5° de Inspectie : de Algemene Dienst Inspectie van de Algemene Directie Cultuur van het Ministerie van de Franse Gemeenschap;
6° de diensten van de Regering : de dienst permanente opvoeding van de algemene directie cultuur van het Ministerie van de Franse Gemeenschap en de algemene dienst inspectie van de algemene directie cultuur van het Ministerie van de Franse Gemeenschap;
7° de Raad : de Hoge Raad voor Permanente Opvoeding;
8° de Vereniging : de vereniging zonder winstoogmerk die erkend is of die een aanvraag om erkenning heeft ingediend in het kader van het [1 decreet van 17 juli 2003 betreffende de ontwikkeling van de actie inzake permanente opvoeding in het kader van het verenigingsleven]1;
9° volwassen publiek : publiek dat bestaat uit minstens 60 % personen die 18 jaar en meer oud zijn.
----------
(1)<BFG 2019-05-02/54, art. 2, 002; Inwerkingtreding : 01-01-2019>
HOOFDSTUK 2. [1 . - Voorwaarden voor erkenning in het kader van as 1, als bedoeld in artikel 3, lid 2, van het decreet, en overeenkomstige forfaitaire categorieën ]1
----------
(1)
Afdeling 1. - Definities en algemene principes
Art.2.In het kader van dit hoofdstuk, wordt verstaan onder :
1° actiethema : bepaling, door de vereniging, in samenhang met haar maatschappelijk doel, van samenlevingsthema's waarop haar activiteiten van as 1 steunen en worden gestructureerd.
Het actiethema :
- stelt het bestaan van een samenlevingsprobleem vast;
- bepaalt de doelstellingen van de actie;
- bepaalt een actiestrategie alsook de methoden en middelen voor de uitvoering ervan;
- bepaalt de procedure en de methode voor de evaluatie van de actie.

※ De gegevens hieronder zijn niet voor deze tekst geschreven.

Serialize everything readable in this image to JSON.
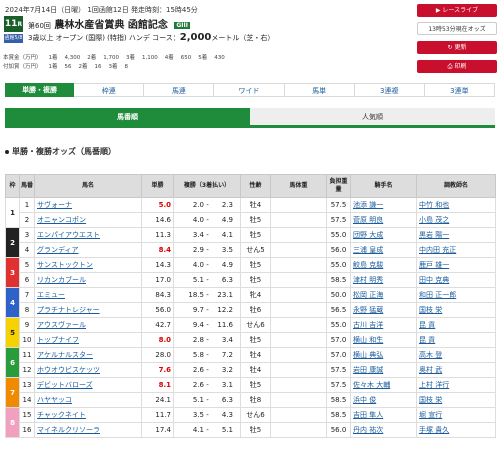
{
  "race": {
    "date_line": "2024年7月14日（日曜） 1回函館12日 発走時刻：15時45分",
    "number": "11",
    "number_suffix": "R",
    "title_prefix": "第60回",
    "title": "農林水産省賞典 函館記念",
    "grade": "GIII",
    "course_badge": "函館5/8",
    "cond_left": "3歳以上 オープン (国際) (特指) ハンデ コース：",
    "distance": "2,000",
    "cond_right": "メートル（芝・右）",
    "prize_row1": [
      "本賞金（万円）",
      "1着",
      "4,300",
      "2着",
      "1,700",
      "3着",
      "1,100",
      "4着",
      "650",
      "5着",
      "430"
    ],
    "prize_row2": [
      "付加賞（万円）",
      "1着",
      "56",
      "2着",
      "16",
      "3着",
      "8"
    ]
  },
  "side_buttons": {
    "live": "▶ レースライブ",
    "now": "13時53分現在オッズ",
    "update": "↻ 更新",
    "print": "⎙ 印刷"
  },
  "odds_tabs": [
    "単勝・複勝",
    "枠連",
    "馬連",
    "ワイド",
    "馬単",
    "3連複",
    "3連単"
  ],
  "sort_tabs": [
    "馬番順",
    "人気順"
  ],
  "section_title": "単勝・複勝オッズ（馬番順）",
  "table_headers": [
    "枠",
    "馬番",
    "馬名",
    "単勝",
    "複勝（3着払い）",
    "性齢",
    "馬体重",
    "負担重量",
    "騎手名",
    "調教師名"
  ],
  "waku_colors": {
    "1": "#ffffff",
    "2": "#222222",
    "3": "#e03030",
    "4": "#2f62c8",
    "5": "#f5d200",
    "6": "#2a9b3a",
    "7": "#f08a00",
    "8": "#f2a0c0"
  },
  "rows": [
    {
      "waku": "1",
      "num": "1",
      "name": "サヴォーナ",
      "tan": "5.0",
      "pop": true,
      "fuku_min": "2.0",
      "fuku_max": "2.3",
      "sex": "牡4",
      "wt": "",
      "kg": "57.5",
      "jockey": "池添 謙一",
      "trainer": "中竹 和也"
    },
    {
      "waku": "",
      "num": "2",
      "name": "オニャンコポン",
      "tan": "14.6",
      "pop": false,
      "fuku_min": "4.0",
      "fuku_max": "4.9",
      "sex": "牡5",
      "wt": "",
      "kg": "57.5",
      "jockey": "菅原 明良",
      "trainer": "小島 茂之"
    },
    {
      "waku": "2",
      "num": "3",
      "name": "エンパイアウエスト",
      "tan": "11.3",
      "pop": false,
      "fuku_min": "3.4",
      "fuku_max": "4.1",
      "sex": "牡5",
      "wt": "",
      "kg": "55.0",
      "jockey": "団野 大成",
      "trainer": "黒岩 陽一"
    },
    {
      "waku": "",
      "num": "4",
      "name": "グランディア",
      "tan": "8.4",
      "pop": true,
      "fuku_min": "2.9",
      "fuku_max": "3.5",
      "sex": "せん5",
      "wt": "",
      "kg": "56.0",
      "jockey": "三浦 皇成",
      "trainer": "中内田 充正"
    },
    {
      "waku": "3",
      "num": "5",
      "name": "サンストックトン",
      "tan": "14.3",
      "pop": false,
      "fuku_min": "4.0",
      "fuku_max": "4.9",
      "sex": "牡5",
      "wt": "",
      "kg": "55.0",
      "jockey": "鮫島 克駿",
      "trainer": "鹿戸 雄一"
    },
    {
      "waku": "",
      "num": "6",
      "name": "リカンカブール",
      "tan": "17.0",
      "pop": false,
      "fuku_min": "5.1",
      "fuku_max": "6.3",
      "sex": "牡5",
      "wt": "",
      "kg": "58.5",
      "jockey": "津村 明秀",
      "trainer": "田中 克典"
    },
    {
      "waku": "4",
      "num": "7",
      "name": "エミュー",
      "tan": "84.3",
      "pop": false,
      "fuku_min": "18.5",
      "fuku_max": "23.1",
      "sex": "牝4",
      "wt": "",
      "kg": "50.0",
      "jockey": "松岡 正海",
      "trainer": "和田 正一郎"
    },
    {
      "waku": "",
      "num": "8",
      "name": "プラチナトレジャー",
      "tan": "56.0",
      "pop": false,
      "fuku_min": "9.7",
      "fuku_max": "12.2",
      "sex": "牡6",
      "wt": "",
      "kg": "56.5",
      "jockey": "永野 猛蔵",
      "trainer": "国枝 栄"
    },
    {
      "waku": "5",
      "num": "9",
      "name": "アウスヴァール",
      "tan": "42.7",
      "pop": false,
      "fuku_min": "9.4",
      "fuku_max": "11.6",
      "sex": "せん6",
      "wt": "",
      "kg": "55.0",
      "jockey": "古川 吉洋",
      "trainer": "昆 貢"
    },
    {
      "waku": "",
      "num": "10",
      "name": "トップナイフ",
      "tan": "8.0",
      "pop": true,
      "fuku_min": "2.8",
      "fuku_max": "3.4",
      "sex": "牡5",
      "wt": "",
      "kg": "57.0",
      "jockey": "横山 和生",
      "trainer": "昆 貢"
    },
    {
      "waku": "6",
      "num": "11",
      "name": "アケルナルスター",
      "tan": "28.0",
      "pop": false,
      "fuku_min": "5.8",
      "fuku_max": "7.2",
      "sex": "牡4",
      "wt": "",
      "kg": "57.0",
      "jockey": "横山 典弘",
      "trainer": "高木 登"
    },
    {
      "waku": "",
      "num": "12",
      "name": "ホウオウビスケッツ",
      "tan": "7.6",
      "pop": true,
      "fuku_min": "2.6",
      "fuku_max": "3.2",
      "sex": "牡4",
      "wt": "",
      "kg": "57.5",
      "jockey": "岩田 康誠",
      "trainer": "奥村 武"
    },
    {
      "waku": "7",
      "num": "13",
      "name": "デビットバローズ",
      "tan": "8.1",
      "pop": true,
      "fuku_min": "2.6",
      "fuku_max": "3.1",
      "sex": "牡5",
      "wt": "",
      "kg": "57.5",
      "jockey": "佐々木 大輔",
      "trainer": "上村 洋行"
    },
    {
      "waku": "",
      "num": "14",
      "name": "ハヤヤッコ",
      "tan": "24.1",
      "pop": false,
      "fuku_min": "5.1",
      "fuku_max": "6.3",
      "sex": "牡8",
      "wt": "",
      "kg": "58.5",
      "jockey": "浜中 俊",
      "trainer": "国枝 栄"
    },
    {
      "waku": "8",
      "num": "15",
      "name": "チャックネイト",
      "tan": "11.7",
      "pop": false,
      "fuku_min": "3.5",
      "fuku_max": "4.3",
      "sex": "せん6",
      "wt": "",
      "kg": "58.5",
      "jockey": "吉田 隼人",
      "trainer": "堀 宣行"
    },
    {
      "waku": "",
      "num": "16",
      "name": "マイネルクリソーラ",
      "tan": "17.4",
      "pop": false,
      "fuku_min": "4.1",
      "fuku_max": "5.1",
      "sex": "牡5",
      "wt": "",
      "kg": "56.0",
      "jockey": "丹内 祐次",
      "trainer": "手塚 貴久"
    }
  ]
}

Elk actiethema wordt geconcretiseerd door minstens 30 activiteitsuren zoals bedoeld in § 2 en, in voorkomend geval, in § 3 van dit artikel.

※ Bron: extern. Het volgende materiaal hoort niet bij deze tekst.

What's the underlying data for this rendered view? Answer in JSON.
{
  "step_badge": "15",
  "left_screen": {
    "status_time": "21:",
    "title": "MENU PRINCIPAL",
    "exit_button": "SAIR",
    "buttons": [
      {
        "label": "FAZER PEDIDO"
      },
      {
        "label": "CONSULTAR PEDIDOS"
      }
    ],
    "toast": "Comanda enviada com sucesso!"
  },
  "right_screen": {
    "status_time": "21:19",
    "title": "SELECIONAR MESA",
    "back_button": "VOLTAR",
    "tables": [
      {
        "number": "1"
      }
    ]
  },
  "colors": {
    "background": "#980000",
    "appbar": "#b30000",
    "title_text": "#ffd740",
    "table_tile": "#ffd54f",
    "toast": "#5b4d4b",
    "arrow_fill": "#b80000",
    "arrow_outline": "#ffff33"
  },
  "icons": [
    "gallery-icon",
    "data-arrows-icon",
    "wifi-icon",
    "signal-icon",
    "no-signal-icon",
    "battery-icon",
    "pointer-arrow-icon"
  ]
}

§ 2. Regelmatige activiteit : concrete uitvoering van actiethema's die door de vereniging worden gepland. Ze is concreet en kwantificeerbaar; ze heeft een duidelijk geïdentificeerd doelpubliek en betreft minstens gemiddeld vijf deelnemers.

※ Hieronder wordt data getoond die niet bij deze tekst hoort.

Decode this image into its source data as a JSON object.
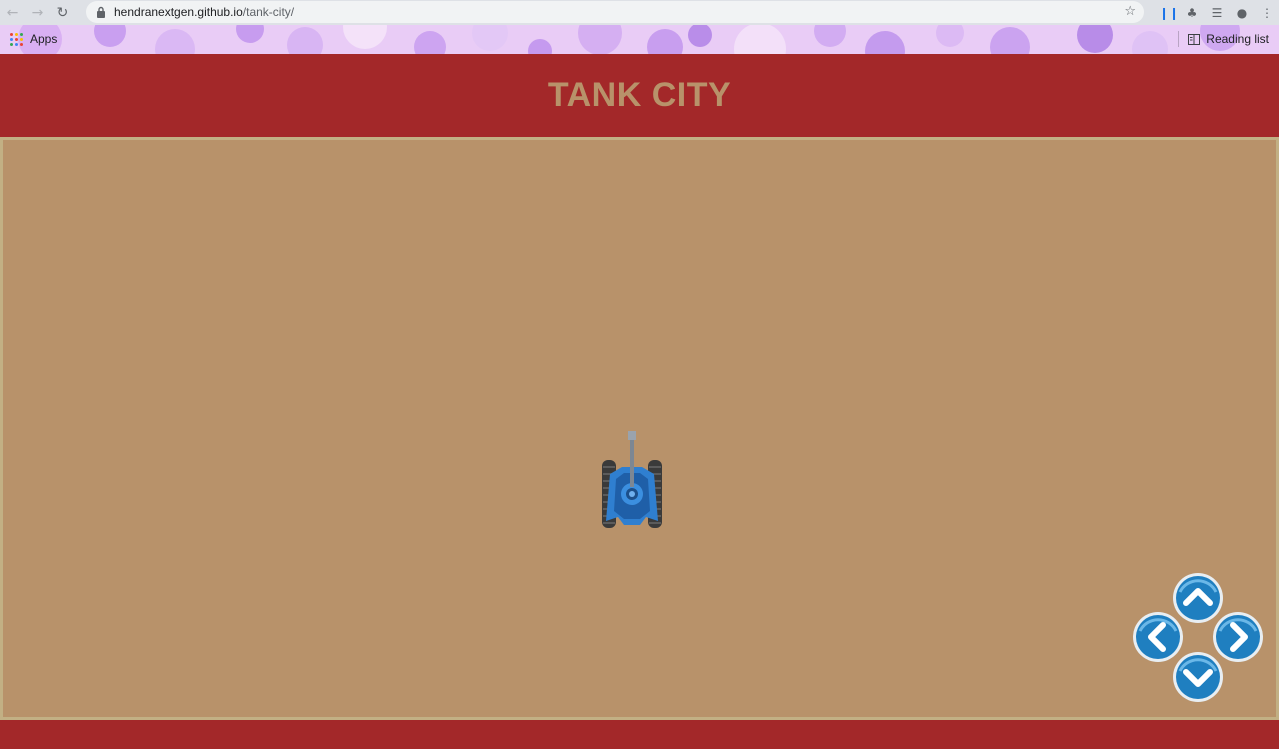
{
  "browser": {
    "url_host": "hendranextgen.github.io",
    "url_path": "/tank-city/",
    "bookmarks": {
      "apps_label": "Apps",
      "reading_list_label": "Reading list"
    }
  },
  "page": {
    "title": "TANK CITY",
    "colors": {
      "header": "#a32829",
      "arena": "#b8926a",
      "title": "#b8926a",
      "tank": "#2f7fd0",
      "dpad": "#1f7fc0"
    }
  },
  "controls": [
    "up-arrow",
    "left-arrow",
    "right-arrow",
    "down-arrow"
  ]
}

Ze stemt met as 1 overeen, zoals bepaald [1 in artikel 3, § 2, van het decreet]1 en aan de voorschriften van artikel 1 van het decreet.
Als regelmatige activiteiten worden inzonderheid beschouwd, de sociaal-culturele animaties, seminaries, conferenties, thematische vergaderingen, bezinningsgroepen, werkgroepen, colloquia, tentoonstellingen, thematische bezoeken, internationale uitwisselingen en activiteiten inzake culturele verspreiding.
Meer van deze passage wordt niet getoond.